I've been tied up with service calls all day but I had one of the techs snap this pic for me. It's the same station that you saw in the video other than the blue cabinet painted over with green to match our new color scheme. In our old shop we had a hole in the wall directly behind the unit and the dust collector was in that room so it was less noisy. For this shop we would have had to locate the station in the other area away from the benches or run PVC vacuum pipe to it. We opted to just place the unit in the back of the main service area as its pretty big and we got a new / improved dust collector which is quieter and easier to empty ( it has a bottom bin on wheels that can unlatch quickly ). Also has a cartridge filter system since it exhausts closer to us. We are however going to pipe in our big air compressor instead of using the smaller one shown here. Both have inline water/condensation filters. It's a project that I've been procrastinating on unfortunately.
Here is a pic of the one you saw a few years ago in our old shop before it the cabinet was repainted. Much nicer with the doors closed and the air hose wired thru and with the compressor and dust collector in the room behind it.
Here is a close up of how its built. It was basically this:
Cheap home depot bathroom cabinet base (unfinished).
Piece of leftover counter top from our shop counters.
Square cutout in countertop and metal grid fastened as base to put PC's on.
(Metal grid was a shelf from a standard metal commercial shelving unit)
We went down to a local heating company and had them custom make an adapter with sheet metal that would bolt underneath the grid and then funnel down to a standard 4" hole to which dust collector tubing could attach. If memory serves me right it was around $30.
The top part is a cheap 'garage storage cabinet' from Menards with which we just took the doors off of it. We just basically looked for one that was the right dimensions and as low cost as possible since we were really only using its shell. We cut a thin piece of flexible plastic (I forgot where we got it) to act as a small dust shield and to help keep dust inside the unit from escaping.
Lastly we put a hinged door with a long piano hinge on it too help keep dust in also. The door folds down and forward to help load larger systems and folds up as a dust barrier.
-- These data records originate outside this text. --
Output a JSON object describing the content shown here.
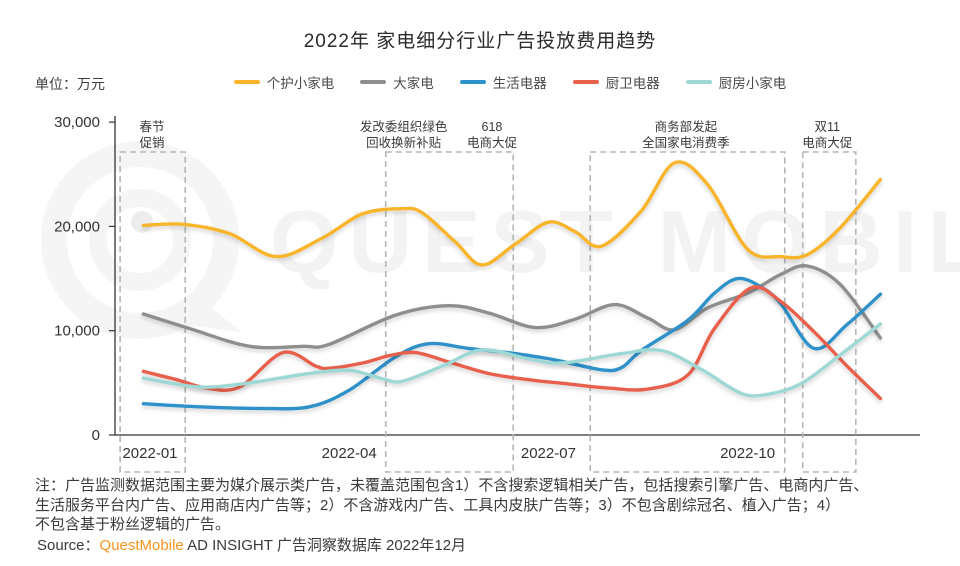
{
  "header": {
    "title": "2022年 家电细分行业广告投放费用趋势",
    "unit_label": "单位：万元"
  },
  "legend": {
    "items": [
      {
        "label": "个护小家电",
        "color": "#F8B42C"
      },
      {
        "label": "大家电",
        "color": "#8E8E8E"
      },
      {
        "label": "生活电器",
        "color": "#2E91C9"
      },
      {
        "label": "厨卫电器",
        "color": "#E8614B"
      },
      {
        "label": "厨房小家电",
        "color": "#9ED8D5"
      }
    ]
  },
  "watermark": {
    "text": "QUEST MOBILE"
  },
  "chart_data": {
    "type": "line",
    "title": "2022年 家电细分行业广告投放费用趋势",
    "unit": "万元",
    "x_axis": {
      "ticks": [
        {
          "month": 1,
          "label": "2022-01"
        },
        {
          "month": 4,
          "label": "2022-04"
        },
        {
          "month": 7,
          "label": "2022-07"
        },
        {
          "month": 10,
          "label": "2022-10"
        }
      ],
      "range_months": [
        1,
        12
      ]
    },
    "y_axis": {
      "ticks": [
        {
          "value": 0,
          "label": "0"
        },
        {
          "value": 10000,
          "label": "10,000"
        },
        {
          "value": 20000,
          "label": "20,000"
        },
        {
          "value": 30000,
          "label": "30,000"
        }
      ],
      "range": [
        0,
        30000
      ],
      "grid": false
    },
    "legend_position": "top",
    "annotations": [
      {
        "line1": "春节",
        "line2": "促销",
        "month": 1.03
      },
      {
        "line1": "发改委组织绿色",
        "line2": "回收换新补贴",
        "month": 4.82
      },
      {
        "line1": "618",
        "line2": "电商大促",
        "month": 6.15
      },
      {
        "line1": "商务部发起",
        "line2": "全国家电消费季",
        "month": 9.07
      },
      {
        "line1": "双11",
        "line2": "电商大促",
        "month": 11.2
      }
    ],
    "event_boxes": [
      {
        "from_month": 0.55,
        "to_month": 1.53
      },
      {
        "from_month": 4.55,
        "to_month": 6.47
      },
      {
        "from_month": 7.63,
        "to_month": 10.56
      },
      {
        "from_month": 10.83,
        "to_month": 11.63
      }
    ],
    "series": [
      {
        "name": "个护小家电",
        "color": "#F8B42C",
        "points": [
          [
            0.9,
            20100
          ],
          [
            1.5,
            20200
          ],
          [
            2.2,
            19300
          ],
          [
            2.9,
            17100
          ],
          [
            3.6,
            18900
          ],
          [
            4.2,
            21200
          ],
          [
            4.8,
            21700
          ],
          [
            5.1,
            21300
          ],
          [
            5.6,
            18500
          ],
          [
            6.0,
            16300
          ],
          [
            6.5,
            18300
          ],
          [
            7.0,
            20400
          ],
          [
            7.4,
            19500
          ],
          [
            7.8,
            18100
          ],
          [
            8.4,
            21500
          ],
          [
            8.9,
            26100
          ],
          [
            9.4,
            24000
          ],
          [
            10.0,
            17800
          ],
          [
            10.5,
            17100
          ],
          [
            10.9,
            17300
          ],
          [
            11.4,
            19900
          ],
          [
            12.0,
            24500
          ]
        ]
      },
      {
        "name": "大家电",
        "color": "#8E8E8E",
        "points": [
          [
            0.9,
            11600
          ],
          [
            1.6,
            10200
          ],
          [
            2.5,
            8500
          ],
          [
            3.3,
            8500
          ],
          [
            3.7,
            8700
          ],
          [
            4.7,
            11500
          ],
          [
            5.5,
            12400
          ],
          [
            6.1,
            11700
          ],
          [
            6.8,
            10300
          ],
          [
            7.4,
            11100
          ],
          [
            8.0,
            12500
          ],
          [
            8.5,
            11200
          ],
          [
            8.9,
            10100
          ],
          [
            9.4,
            12200
          ],
          [
            10.0,
            13600
          ],
          [
            10.5,
            15400
          ],
          [
            10.9,
            16200
          ],
          [
            11.4,
            14400
          ],
          [
            12.0,
            9300
          ]
        ]
      },
      {
        "name": "生活电器",
        "color": "#2E91C9",
        "points": [
          [
            0.9,
            3000
          ],
          [
            1.75,
            2700
          ],
          [
            2.65,
            2550
          ],
          [
            3.4,
            2700
          ],
          [
            4.0,
            4300
          ],
          [
            4.7,
            7500
          ],
          [
            5.2,
            8750
          ],
          [
            5.8,
            8300
          ],
          [
            6.5,
            7800
          ],
          [
            7.1,
            7200
          ],
          [
            7.8,
            6250
          ],
          [
            8.1,
            6450
          ],
          [
            8.4,
            8100
          ],
          [
            9.1,
            11000
          ],
          [
            9.5,
            13600
          ],
          [
            9.85,
            15000
          ],
          [
            10.2,
            14200
          ],
          [
            10.5,
            12600
          ],
          [
            11.0,
            8300
          ],
          [
            11.5,
            10600
          ],
          [
            12.0,
            13500
          ]
        ]
      },
      {
        "name": "厨卫电器",
        "color": "#E8614B",
        "points": [
          [
            0.9,
            6100
          ],
          [
            1.4,
            5300
          ],
          [
            1.85,
            4500
          ],
          [
            2.35,
            4600
          ],
          [
            3.0,
            7900
          ],
          [
            3.5,
            6600
          ],
          [
            3.7,
            6400
          ],
          [
            4.2,
            6900
          ],
          [
            4.6,
            7600
          ],
          [
            5.0,
            7900
          ],
          [
            5.5,
            7000
          ],
          [
            6.1,
            5900
          ],
          [
            6.7,
            5300
          ],
          [
            7.3,
            4900
          ],
          [
            7.9,
            4500
          ],
          [
            8.5,
            4400
          ],
          [
            9.1,
            5750
          ],
          [
            9.5,
            10200
          ],
          [
            10.05,
            14100
          ],
          [
            10.5,
            12800
          ],
          [
            11.0,
            9900
          ],
          [
            11.5,
            6600
          ],
          [
            12.0,
            3500
          ]
        ]
      },
      {
        "name": "厨房小家电",
        "color": "#9ED8D5",
        "points": [
          [
            0.9,
            5450
          ],
          [
            1.75,
            4600
          ],
          [
            2.5,
            5000
          ],
          [
            3.4,
            5900
          ],
          [
            4.0,
            6200
          ],
          [
            4.5,
            5400
          ],
          [
            4.8,
            5150
          ],
          [
            5.4,
            6600
          ],
          [
            6.0,
            8150
          ],
          [
            6.7,
            7300
          ],
          [
            7.2,
            6900
          ],
          [
            8.1,
            7800
          ],
          [
            8.7,
            8100
          ],
          [
            9.3,
            6300
          ],
          [
            9.9,
            4000
          ],
          [
            10.3,
            3900
          ],
          [
            10.8,
            4900
          ],
          [
            11.4,
            7700
          ],
          [
            12.0,
            10650
          ]
        ]
      }
    ]
  },
  "notes": {
    "line1": "注：广告监测数据范围主要为媒介展示类广告，未覆盖范围包含1）不含搜索逻辑相关广告，包括搜索引擎广告、电商内广告、",
    "line2": "生活服务平台内广告、应用商店内广告等；2）不含游戏内广告、工具内皮肤广告等；3）不包含剧综冠名、植入广告；4）",
    "line3": "不包含基于粉丝逻辑的广告。"
  },
  "source": {
    "prefix": "Source：",
    "brand": "QuestMobile",
    "suffix": " AD INSIGHT 广告洞察数据库 2022年12月"
  }
}
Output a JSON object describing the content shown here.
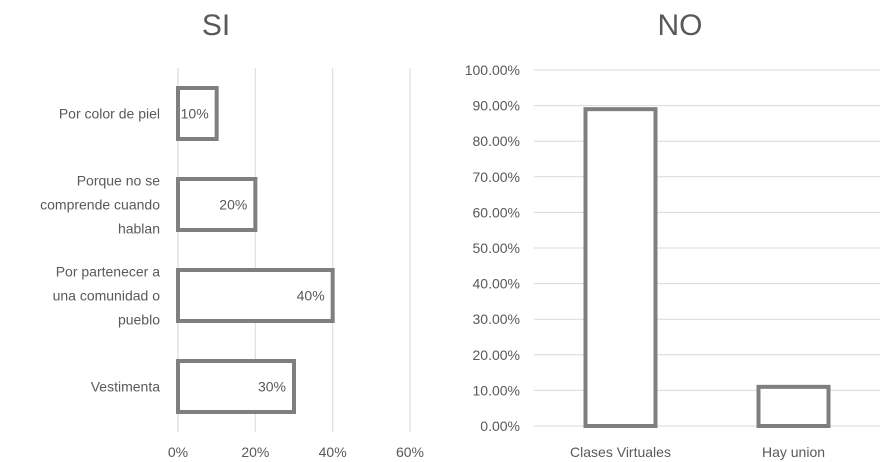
{
  "chart_data": [
    {
      "type": "bar",
      "orientation": "horizontal",
      "title": "SI",
      "categories": [
        [
          "Por color de piel"
        ],
        [
          "Porque no se",
          "comprende cuando",
          "hablan"
        ],
        [
          "Por partenecer a",
          "una comunidad o",
          "pueblo"
        ],
        [
          "Vestimenta"
        ]
      ],
      "values": [
        10,
        20,
        40,
        30
      ],
      "data_labels": [
        "10%",
        "20%",
        "40%",
        "30%"
      ],
      "x_ticks": [
        "0%",
        "20%",
        "40%",
        "60%"
      ],
      "xlim": [
        0,
        60
      ],
      "xlabel": "",
      "ylabel": "",
      "grid": true,
      "legend": "none"
    },
    {
      "type": "bar",
      "orientation": "vertical",
      "title": "NO",
      "categories": [
        "Clases Virtuales",
        "Hay union"
      ],
      "values": [
        89,
        11
      ],
      "y_ticks": [
        "0.00%",
        "10.00%",
        "20.00%",
        "30.00%",
        "40.00%",
        "50.00%",
        "60.00%",
        "70.00%",
        "80.00%",
        "90.00%",
        "100.00%"
      ],
      "ylim": [
        0,
        100
      ],
      "xlabel": "",
      "ylabel": "",
      "grid": true,
      "legend": "none"
    }
  ],
  "colors": {
    "bar_stroke": "#7f7f7f",
    "text": "#595959",
    "grid": "#d9d9d9"
  }
}
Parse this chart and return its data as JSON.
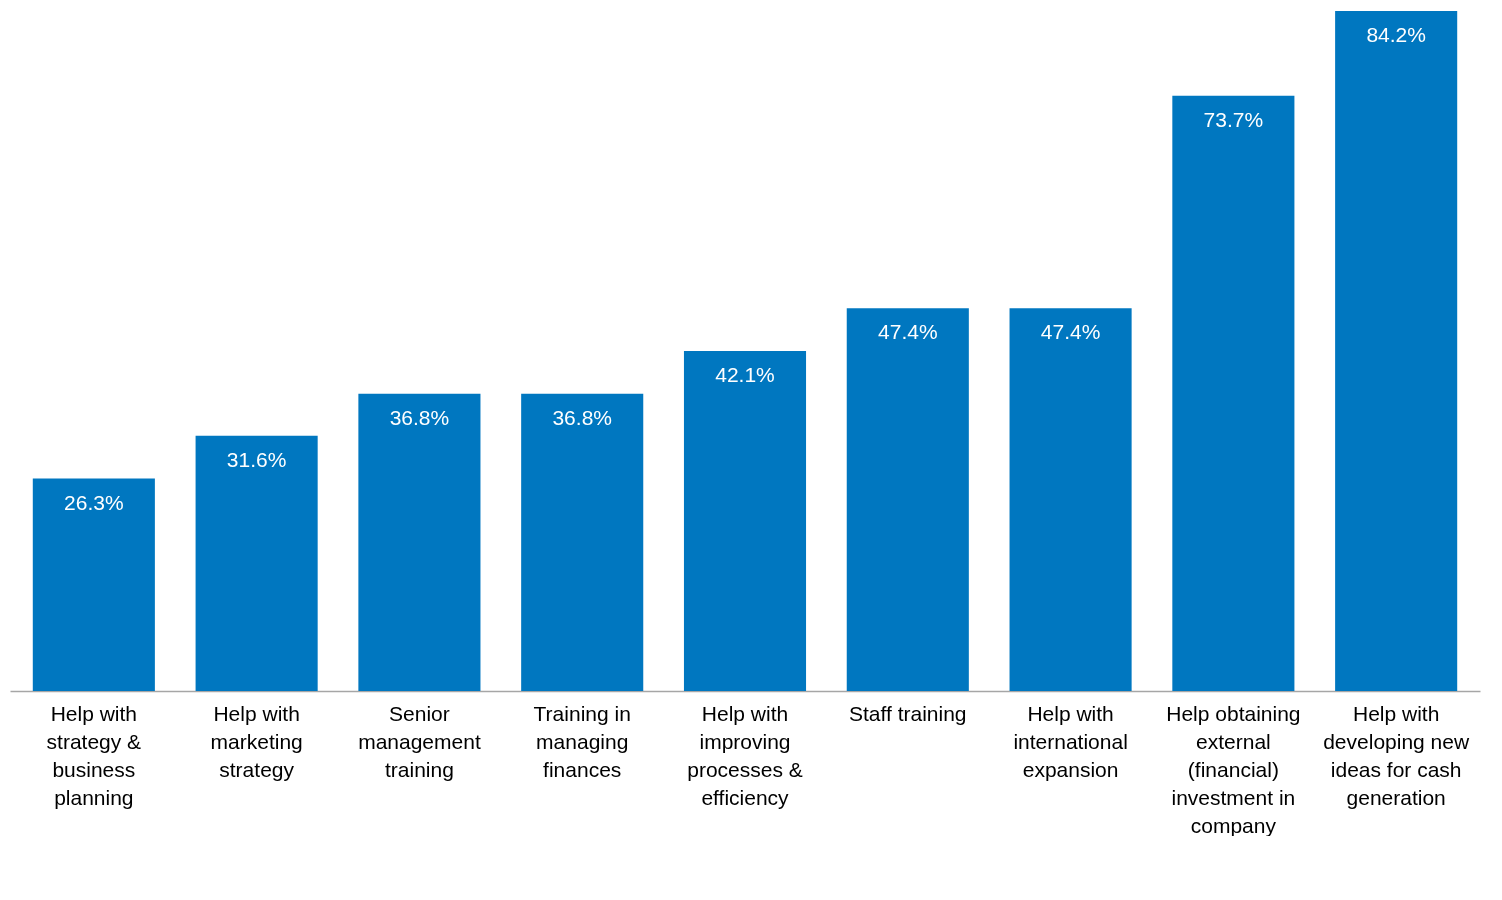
{
  "chart_data": {
    "type": "bar",
    "categories": [
      "Help with strategy & business planning",
      "Help with marketing strategy",
      "Senior management training",
      "Training in managing finances",
      "Help with improving processes & efficiency",
      "Staff training",
      "Help with international expansion",
      "Help obtaining external (financial) investment in company",
      "Help with developing new ideas for cash generation"
    ],
    "values": [
      26.3,
      31.6,
      36.8,
      36.8,
      42.1,
      47.4,
      47.4,
      73.7,
      84.2
    ],
    "value_labels": [
      "26.3%",
      "31.6%",
      "36.8%",
      "36.8%",
      "42.1%",
      "47.4%",
      "47.4%",
      "73.7%",
      "84.2%"
    ],
    "color": "#0077c0"
  }
}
Small magnets were installed on each side to keep door attached when it's up.
As far as operation it works very well, especially with the newer dust collector.
They do sell regular factory made 'downdraft tables' made for this purpose. Some have removable slide out dust filters and are awesome but are very, very expensive which is why we built ours.
I know in my old YouTube video the example system I used wasn't very dusty and that's my fault lol.
As soon as we have a super dirty, dusty computer come in the shop I'll try to grab a video of it working. Our guys have a habit (which is a good thing) of dusting them out as soon as they come in.